Сообразно с представленным здесь ходом человеческого прогресса и история литературы является по большей части каталогом музея выкидышей. Спирт, в котором они сохраняются дольше всего, это — свиная кожа. Немногие же счастливо рожденные существа находятся не там: они остались живы, их можно повсюду встретить в мире, где они пребывают, бессмертные и вечно юные. И лишь они составляют истинную, указанную в предыдущем параграфе, литературу, историю которой, бедную личностями, мы еще в юности узнаем из уст всех образованных людей, но не из компендиев. — Против ныне господствующей мании читать историю литературы с целью иметь возможность болтать обо всем, ничего в сущности не зная, я рекомендую в высшей степени достойное внимания место у Лихтенберга, Т. II, стр. 302 в старом издании.

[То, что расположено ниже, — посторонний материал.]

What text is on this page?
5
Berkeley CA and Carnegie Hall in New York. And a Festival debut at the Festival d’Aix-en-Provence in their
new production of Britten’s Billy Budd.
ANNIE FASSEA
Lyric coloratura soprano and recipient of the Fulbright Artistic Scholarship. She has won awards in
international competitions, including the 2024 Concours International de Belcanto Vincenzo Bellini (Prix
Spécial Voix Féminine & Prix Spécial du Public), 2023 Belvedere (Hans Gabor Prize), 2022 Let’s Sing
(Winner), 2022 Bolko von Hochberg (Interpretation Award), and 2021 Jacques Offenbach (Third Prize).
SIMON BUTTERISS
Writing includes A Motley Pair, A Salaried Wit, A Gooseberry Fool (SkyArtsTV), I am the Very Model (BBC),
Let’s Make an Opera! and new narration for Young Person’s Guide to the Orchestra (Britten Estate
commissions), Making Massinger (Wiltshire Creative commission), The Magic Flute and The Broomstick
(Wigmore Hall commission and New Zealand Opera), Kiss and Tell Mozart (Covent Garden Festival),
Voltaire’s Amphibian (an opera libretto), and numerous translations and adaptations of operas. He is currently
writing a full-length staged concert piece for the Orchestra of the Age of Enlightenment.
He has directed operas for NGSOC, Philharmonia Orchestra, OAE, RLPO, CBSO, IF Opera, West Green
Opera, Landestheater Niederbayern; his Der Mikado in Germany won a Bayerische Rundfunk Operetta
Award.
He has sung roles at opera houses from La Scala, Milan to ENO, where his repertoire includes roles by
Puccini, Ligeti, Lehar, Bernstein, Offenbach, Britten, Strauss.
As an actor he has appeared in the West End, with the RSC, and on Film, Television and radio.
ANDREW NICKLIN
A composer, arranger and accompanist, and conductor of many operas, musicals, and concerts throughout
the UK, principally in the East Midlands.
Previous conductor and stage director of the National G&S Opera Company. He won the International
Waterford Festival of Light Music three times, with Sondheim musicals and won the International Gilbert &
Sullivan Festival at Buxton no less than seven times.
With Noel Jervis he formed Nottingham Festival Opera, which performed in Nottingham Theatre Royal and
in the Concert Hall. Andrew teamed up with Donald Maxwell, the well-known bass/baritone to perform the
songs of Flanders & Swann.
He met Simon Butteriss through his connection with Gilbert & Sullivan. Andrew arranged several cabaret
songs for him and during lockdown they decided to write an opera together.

Но мне очень хотелось бы чтобы кто-нибудь попытался написать трагическую историю литературы, где бы он изобразил, как различные нации, которые ведь в высшей степени гордятся своими великими писателями и художниками, — как они обращались с ними при жизни их; где он, следовательно, представил бы нам бесконечную борьбу, которую хорошее и настоящее во все времена и во всех странах должны были вести против господства искаженного и дурного; где он показал бы мученичество почти всех истинных просветителей человечества, почти всех великих мастеров в каждой области и в каждом искусстве; рассказал бы нам, как они, за очень немногими исключениями, непризнанные, без сочувствия, без последователей, в бедности и нужде кончали жизнь свою, в то время как слава, честь и богатство доставались на долю недостойных; как их, значит, постигала участь Исава, который охотился и добывал дичь для своего отца, в то время как Иаков, переодетый в его платье, дома украл родительское благословение; как все же, несмотря на все это, их поддерживала любовь к своему делу, пока тяжелая борьба этих просветителей человечества не приходила к концу, бессмертный лавр склонялся над их челом и наступал час, когда и для них:
„Der schwere Panzer wird zum Flügelkleide,
Kurz ist der Schmerz, unendlich ist die Freude“[2].